U.S. Magistrate Judge Thomas M. Coffin of Eugene ruled that the lawsuit against state education officials and two school districts failed to pinpoint any constitutional violations and was “a near-empty bowl of watery soup.”

The suit was backed by two conservative advocacy groups, the National Legal Foundation of Chesapeake, Va., and the American Family Association Law Center of Tupelo, Miss.

It alleged that Oregon had adopted an “outcomes based” educational approach that abandoned the teaching of facts and promotes government-decreed “feelings, attitudes, and beliefs.”

The plaintiffs charged that while only school attendance was mandatory in the past, the current education law compels students to master subjects and thus violates the “freedom of the mind.”

In his Feb. 26 ruling in Tennison v. Paulus, Judge Coffin said that the “plaintiffs are ringing hypothetical alarms in response to abstract language.”

He reprinted an exchange from court hearings in which lawyers for the plaintiffs criticized the law for mentioning that students should learn “their place in global society.”

Such an idea promotes “Hillary Clinton’s village,” a lawyer for the American Family Association said at one point, referring to the first lady’s recent book, It Takes a Village and Other Lessons Children Teach Us.
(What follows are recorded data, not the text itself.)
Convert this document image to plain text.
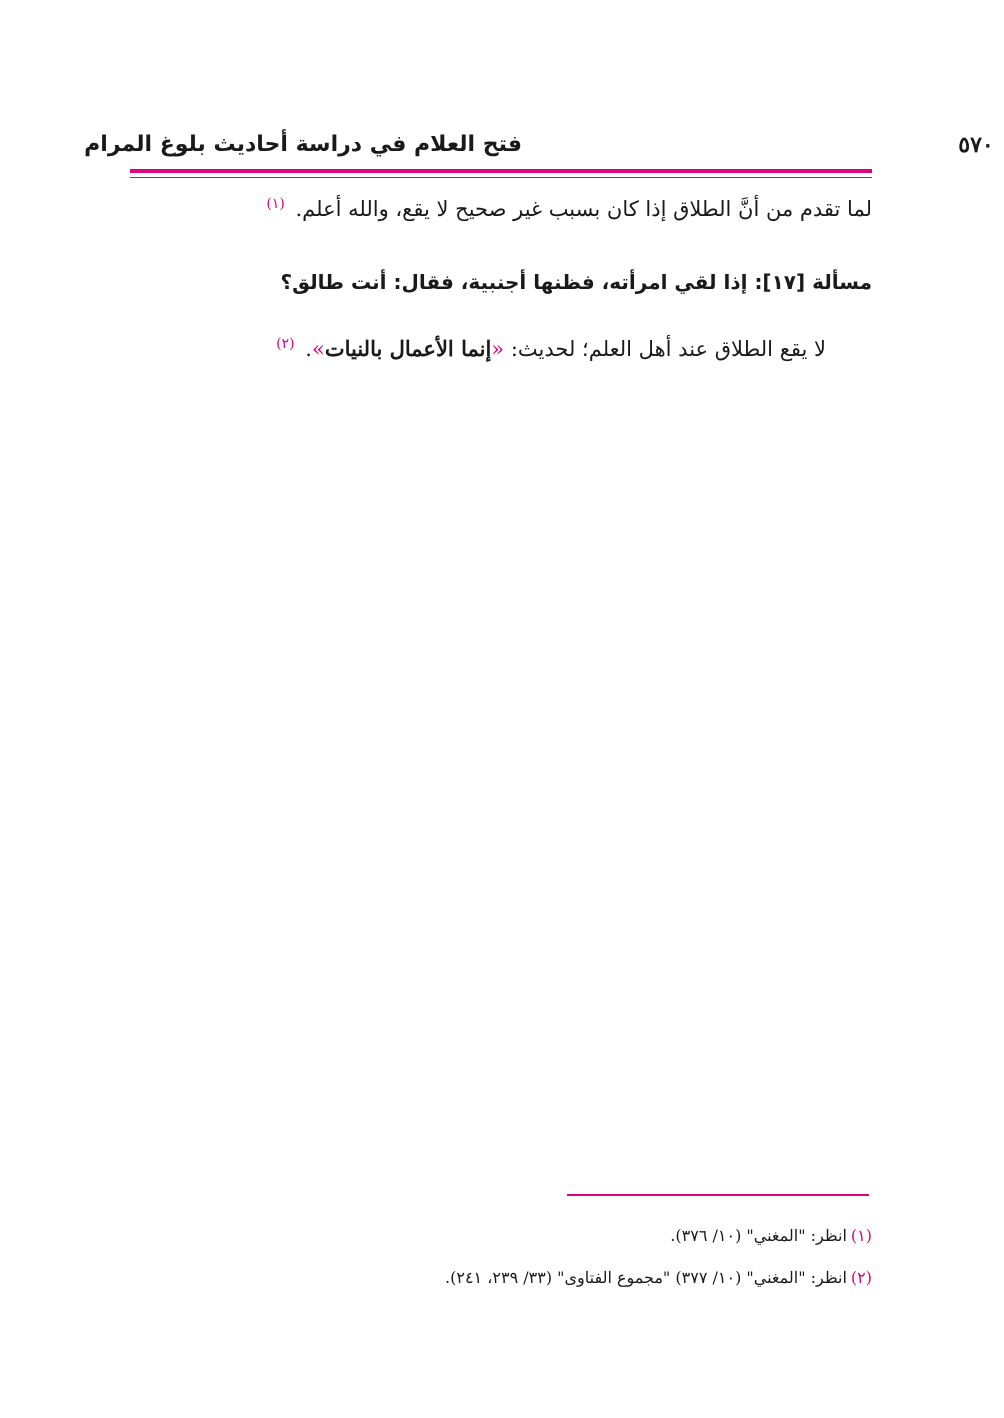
٥٧٠
فتح العلام في دراسة أحاديث بلوغ المرام
لما تقدم من أنَّ الطلاق إذا كان بسبب غير صحيح لا يقع، والله أعلم. $^{(١)}$
مسألة [١٧]: إذا لقي امرأته، فظنها أجنبية، فقال: أنت طالق؟
لا يقع الطلاق عند أهل العلم؛ لحديث: «إنما الأعمال بالنيات». $^{(٢)}$
(١)انظر: "المغني" (١٠/ ٣٧٦).
(٢)انظر: "المغني" (١٠/ ٣٧٧) "مجموع الفتاوى" (٣٣/ ٢٣٩، ٢٤١).
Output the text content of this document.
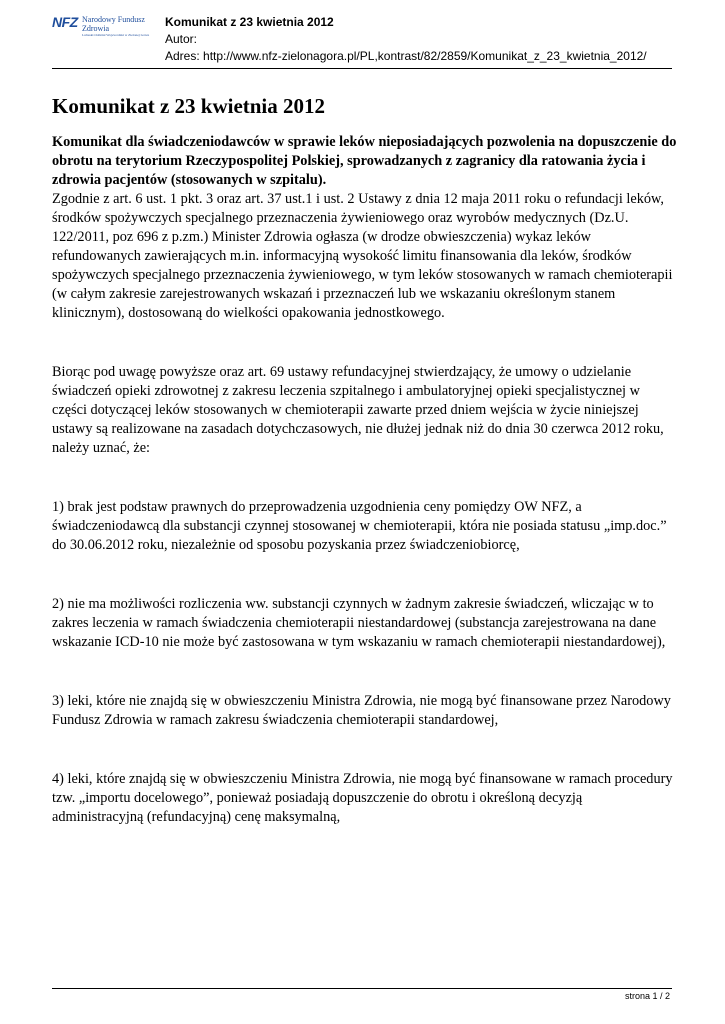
NFZ Narodowy Fundusz Zdrowia
Lubuski Oddział Wojewódzki w Zielonej Górze
Komunikat z 23 kwietnia 2012
Autor:
Adres: http://www.nfz-zielonagora.pl/PL,kontrast/82/2859/Komunikat_z_23_kwietnia_2012/
Komunikat z 23 kwietnia 2012

Komunikat dla świadczeniodawców w sprawie leków nieposiadających pozwolenia na dopuszczenie do obrotu na terytorium Rzeczypospolitej Polskiej, sprowadzanych z zagranicy dla ratowania życia i zdrowia pacjentów (stosowanych w szpitalu).

Zgodnie z art. 6 ust. 1 pkt. 3 oraz art. 37 ust.1 i ust. 2 Ustawy z dnia 12 maja 2011 roku o refundacji leków, środków spożywczych specjalnego przeznaczenia żywieniowego oraz wyrobów medycznych (Dz.U. 122/2011, poz 696 z p.zm.) Minister Zdrowia ogłasza (w drodze obwieszczenia) wykaz leków refundowanych zawierających m.in. informacyjną wysokość limitu finansowania dla leków, środków spożywczych specjalnego przeznaczenia żywieniowego, w tym leków stosowanych w ramach chemioterapii (w całym zakresie zarejestrowanych wskazań i przeznaczeń lub we wskazaniu określonym stanem klinicznym), dostosowaną do wielkości opakowania jednostkowego.

Biorąc pod uwagę powyższe oraz art. 69 ustawy refundacyjnej stwierdzający, że umowy o udzielanie świadczeń opieki zdrowotnej z zakresu leczenia szpitalnego i ambulatoryjnej opieki specjalistycznej w części dotyczącej leków stosowanych w chemioterapii zawarte przed dniem wejścia w życie niniejszej ustawy są realizowane na zasadach dotychczasowych, nie dłużej jednak niż do dnia 30 czerwca 2012 roku, należy uznać, że:

1) brak jest podstaw prawnych do przeprowadzenia uzgodnienia ceny pomiędzy OW NFZ, a świadczeniodawcą dla substancji czynnej stosowanej w chemioterapii, która nie posiada statusu „imp.doc.” do 30.06.2012 roku, niezależnie od sposobu pozyskania przez świadczeniobiorcę,

2) nie ma możliwości rozliczenia ww. substancji czynnych w żadnym zakresie świadczeń, wliczając w to zakres leczenia w ramach świadczenia chemioterapii niestandardowej (substancja zarejestrowana na dane wskazanie ICD-10 nie może być zastosowana w tym wskazaniu w ramach chemioterapii niestandardowej),

3) leki, które nie znajdą się w obwieszczeniu Ministra Zdrowia, nie mogą być finansowane przez Narodowy Fundusz Zdrowia w ramach zakresu świadczenia chemioterapii standardowej,

4) leki, które znajdą się w obwieszczeniu Ministra Zdrowia, nie mogą być finansowane w ramach procedury tzw. „importu docelowego”, ponieważ posiadają dopuszczenie do obrotu i określoną decyzją administracyjną (refundacyjną) cenę maksymalną,

strona 1 / 2
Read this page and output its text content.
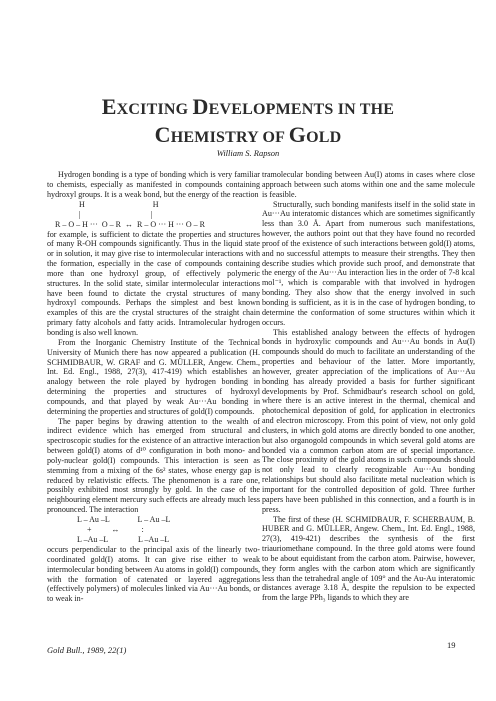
EXCITING DEVELOPMENTS IN THE
CHEMISTRY OF GOLD
William S. Rapson

Hydrogen bonding is a type of bonding which is very familiar to chemists, especially as manifested in compounds containing hydroxyl groups. It is a weak bond, but the energy of the reaction

H                                  H
|                                   |
R – O – H ···  O – R  ↔  R – O ··· H ··· O – R

for example, is sufficient to dictate the properties and structures of many R-OH compounds significantly. Thus in the liquid state or in solution, it may give rise to intermolecular interactions with the formation, especially in the case of compounds containing more than one hydroxyl group, of effectively polymeric structures. In the solid state, similar intermolecular interactions have been found to dictate the crystal structures of many hydroxyl compounds. Perhaps the simplest and best known examples of this are the crystal structures of the straight chain primary fatty alcohols and fatty acids. Intramolecular hydrogen bonding is also well known.

From the Inorganic Chemistry Institute of the Technical University of Munich there has now appeared a publication (H. SCHMIDBAUR, W. GRAF and G. MÜLLER, Angew. Chem., Int. Ed. Engl., 1988, 27(3), 417-419) which establishes an analogy between the role played by hydrogen bonding in determining the properties and structures of hydroxyl compounds, and that played by weak Au···Au bonding in determining the properties and structures of gold(I) compounds.

The paper begins by drawing attention to the wealth of indirect evidence which has emerged from structural and spectroscopic studies for the existence of an attractive interaction between gold(I) atoms of d¹⁰ configuration in both mono- and poly-nuclear gold(I) compounds. This interaction is seen as stemming from a mixing of the 6s² states, whose energy gap is reduced by relativistic effects. The phenomenon is a rare one, possibly exhibited most strongly by gold. In the case of the neighbouring element mercury such effects are already much less pronounced. The interaction

L – Au –L              L – Au –L
+          ↔           :
L –Au –L               L –Au –L

occurs perpendicular to the principal axis of the linearly two-coordinated gold(I) atoms. It can give rise either to weak intermolecular bonding between Au atoms in gold(I) compounds, with the formation of catenated or layered aggregations (effectively polymers) of molecules linked via Au···Au bonds, or to weak in-

tramolecular bonding between Au(I) atoms in cases where close approach between such atoms within one and the same molecule is feasible.

Structurally, such bonding manifests itself in the solid state in Au···Au interatomic distances which are sometimes significantly less than 3.0 Å. Apart from numerous such manifestations, however, the authors point out that they have found no recorded proof of the existence of such interactions between gold(I) atoms, and no successful attempts to measure their strengths. They then describe studies which provide such proof, and demonstrate that the energy of the Au···Au interaction lies in the order of 7-8 kcal mol⁻¹, which is comparable with that involved in hydrogen bonding. They also show that the energy involved in such bonding is sufficient, as it is in the case of hydrogen bonding, to determine the conformation of some structures within which it occurs.

This established analogy between the effects of hydrogen bonds in hydroxylic compounds and Au···Au bonds in Au(I) compounds should do much to facilitate an understanding of the properties and behaviour of the latter. More importantly, however, greater appreciation of the implications of Au···Au bonding has already provided a basis for further significant developments by Prof. Schmidbaur's research school on gold, where there is an active interest in the thermal, chemical and photochemical deposition of gold, for application in electronics and electron microscopy. From this point of view, not only gold clusters, in which gold atoms are directly bonded to one another, but also organogold compounds in which several gold atoms are bonded via a common carbon atom are of special importance. The close proximity of the gold atoms in such compounds should not only lead to clearly recognizable Au···Au bonding relationships but should also facilitate metal nucleation which is important for the controlled deposition of gold. Three further papers have been published in this connection, and a fourth is in press.

The first of these (H. SCHMIDBAUR, F. SCHERBAUM, B. HUBER and G. MÜLLER, Angew. Chem., Int. Ed. Engl., 1988, 27(3), 419-421) describes the synthesis of the first triauriomethane compound. In the three gold atoms were found to be about equidistant from the carbon atom. Pairwise, however, they form angles with the carbon atom which are significantly less than the tetrahedral angle of 109° and the Au-Au interatomic distances average 3.18 Å, despite the repulsion to be expected from the large PPh₃ ligands to which they are

Gold Bull., 1989, 22(1)	19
The plaintiffs argued that the law imposes an “orthodoxy of belief” in violation of the U.S. Supreme Court’s 1943 ruling against compelling schoolchildren to recite the Pledge of Allegiance. The state created a system of compelled learning in which “failure is not an option,” the suit claimed.

Parental Argument Rejected

But Judge Coffin said that while traditional grades have been replaced by “certificates of mastery,” the state is not doing any more to compel students to learn under the new system than under the old one.

“If failing is some sort of constitutional right, as plaintiffs urge, students still have that option,” the judge wrote.

The judge also rejected the plaintiffs’ claim that the reform law usurps parents’ rights to direct their children’s education.

The lawsuit argued that by embracing the goal of having the “best educated and prepared workforce” by 2000, the state placed parents’ interests second behind those of the state and its economic interests. But the judge noted that the law does not bar parents from placing their children in private schools or from educating them at home.

Judge Coffin’s ruling must be approved by a full U.S. District Court judge. Lawyers for the plaintiffs said that they will ask the district judge to reject the ruling.

“Apparently, we just haven’t put enough meat on the bones” to show the substance of their case, said David Huggins, a lawyer with the NLF.

The ruling removes a cloud from the state law, said Tanya Gross, a spokeswoman for the state education department. “We just want to get on with the business of teaching our students.”